Я стоял, поникнув головой. Потом поднял взгляд на Дмитрия.
— Слово даёшь?
— Даю.
— Не обманешь?
— Нет.
Я стоял, сложив опущенные руки перед собой и смотрел ему в глаза. Глаза не врали.
— Я верю тебе, князь, — сказал я, надавил пальцем на камень перстня, и сделал маленький шаг к нему, чуть выдвинув вперёд свою правую руку раскрытой ладонью вверх.
Он поднялся с кресла и подошёл ко мне.
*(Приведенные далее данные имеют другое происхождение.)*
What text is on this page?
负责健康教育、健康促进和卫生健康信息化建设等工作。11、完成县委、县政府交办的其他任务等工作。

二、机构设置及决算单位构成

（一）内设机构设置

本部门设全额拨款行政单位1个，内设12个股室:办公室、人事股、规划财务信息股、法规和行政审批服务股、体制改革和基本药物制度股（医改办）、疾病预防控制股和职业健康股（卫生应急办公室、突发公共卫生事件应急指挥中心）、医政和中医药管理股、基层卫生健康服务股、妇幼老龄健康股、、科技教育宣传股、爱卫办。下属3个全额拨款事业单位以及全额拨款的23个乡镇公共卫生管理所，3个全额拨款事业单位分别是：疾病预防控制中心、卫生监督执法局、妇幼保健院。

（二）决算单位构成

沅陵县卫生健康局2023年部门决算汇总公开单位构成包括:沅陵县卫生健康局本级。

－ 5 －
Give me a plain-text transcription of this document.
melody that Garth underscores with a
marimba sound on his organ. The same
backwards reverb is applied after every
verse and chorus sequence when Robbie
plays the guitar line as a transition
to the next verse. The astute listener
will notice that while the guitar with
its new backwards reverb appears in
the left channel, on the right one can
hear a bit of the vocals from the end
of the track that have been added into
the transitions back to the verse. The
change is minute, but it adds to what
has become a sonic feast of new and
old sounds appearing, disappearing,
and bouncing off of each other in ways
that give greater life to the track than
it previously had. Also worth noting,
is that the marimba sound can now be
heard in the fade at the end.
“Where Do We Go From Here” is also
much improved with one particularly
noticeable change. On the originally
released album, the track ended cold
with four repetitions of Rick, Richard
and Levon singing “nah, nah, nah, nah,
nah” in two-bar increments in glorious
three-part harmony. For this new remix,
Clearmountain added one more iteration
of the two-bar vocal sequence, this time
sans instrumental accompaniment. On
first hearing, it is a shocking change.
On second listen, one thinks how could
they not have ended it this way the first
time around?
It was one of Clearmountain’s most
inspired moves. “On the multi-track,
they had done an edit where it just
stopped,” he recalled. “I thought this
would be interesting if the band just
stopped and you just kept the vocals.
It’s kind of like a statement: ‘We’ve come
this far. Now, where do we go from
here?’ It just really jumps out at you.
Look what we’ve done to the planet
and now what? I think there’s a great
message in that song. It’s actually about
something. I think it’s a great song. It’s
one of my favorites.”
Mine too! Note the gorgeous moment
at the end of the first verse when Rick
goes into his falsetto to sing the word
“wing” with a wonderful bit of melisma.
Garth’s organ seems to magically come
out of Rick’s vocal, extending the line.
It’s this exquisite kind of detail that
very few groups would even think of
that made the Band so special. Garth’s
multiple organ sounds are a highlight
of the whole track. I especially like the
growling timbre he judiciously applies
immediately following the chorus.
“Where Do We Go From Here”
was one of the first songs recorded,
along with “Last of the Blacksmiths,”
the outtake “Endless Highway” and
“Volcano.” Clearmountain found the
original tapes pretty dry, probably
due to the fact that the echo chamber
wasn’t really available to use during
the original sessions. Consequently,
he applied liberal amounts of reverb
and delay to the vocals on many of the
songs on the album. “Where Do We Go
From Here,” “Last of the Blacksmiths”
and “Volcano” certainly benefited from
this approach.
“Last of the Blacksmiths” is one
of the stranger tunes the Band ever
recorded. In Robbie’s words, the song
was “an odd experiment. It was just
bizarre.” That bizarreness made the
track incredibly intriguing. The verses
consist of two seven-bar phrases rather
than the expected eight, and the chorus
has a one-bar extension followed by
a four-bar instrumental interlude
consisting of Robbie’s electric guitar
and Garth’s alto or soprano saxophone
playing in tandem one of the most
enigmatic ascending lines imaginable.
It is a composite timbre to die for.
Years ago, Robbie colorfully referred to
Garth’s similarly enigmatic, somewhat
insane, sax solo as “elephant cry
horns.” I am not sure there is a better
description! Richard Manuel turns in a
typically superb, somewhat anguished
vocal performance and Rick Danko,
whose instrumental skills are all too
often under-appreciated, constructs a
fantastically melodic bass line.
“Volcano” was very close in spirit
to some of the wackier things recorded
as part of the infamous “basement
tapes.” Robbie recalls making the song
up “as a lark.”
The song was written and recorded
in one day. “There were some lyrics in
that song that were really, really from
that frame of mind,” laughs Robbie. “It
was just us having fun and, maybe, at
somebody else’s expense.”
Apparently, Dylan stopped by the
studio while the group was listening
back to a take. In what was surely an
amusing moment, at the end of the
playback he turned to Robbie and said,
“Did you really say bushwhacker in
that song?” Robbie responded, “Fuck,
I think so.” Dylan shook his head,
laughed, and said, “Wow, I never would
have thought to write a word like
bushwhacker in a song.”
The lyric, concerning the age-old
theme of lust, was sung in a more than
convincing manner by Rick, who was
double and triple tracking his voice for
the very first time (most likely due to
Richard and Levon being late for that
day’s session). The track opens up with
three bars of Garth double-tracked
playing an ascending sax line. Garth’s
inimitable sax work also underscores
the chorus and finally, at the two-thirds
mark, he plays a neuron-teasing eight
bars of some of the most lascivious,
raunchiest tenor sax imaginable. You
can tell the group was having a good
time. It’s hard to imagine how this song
Посмотрел на мою ладонь, и уверенно пожал её. Яд из моего перстня смочил ему ладонь.
— Не волнуйся так, — сказал он, растирая мой «пот» другой ладонью. — Вот это и есть «политик». Искусство договариваться.
* * *
— Согласен. Это и есть настоящий «политик», — подтвердил я его слова и свои мысли, тщательно смывая яд с тонкой силиконовой перчатки «под натуральную кожу». Хотя я и принял противоядие, но гигиену никто не отменял, да и пригодиться ещё может сей «реквизит».
Фамильный перстень князей Телятевских, отданный мне дедом Михаилом, я переделал «на всякий случай» ещё там, в двадцать первом веке и заполнил димексидом, смешенным один к трём с весьма распространённым здесь «долгоиграющим» ядом.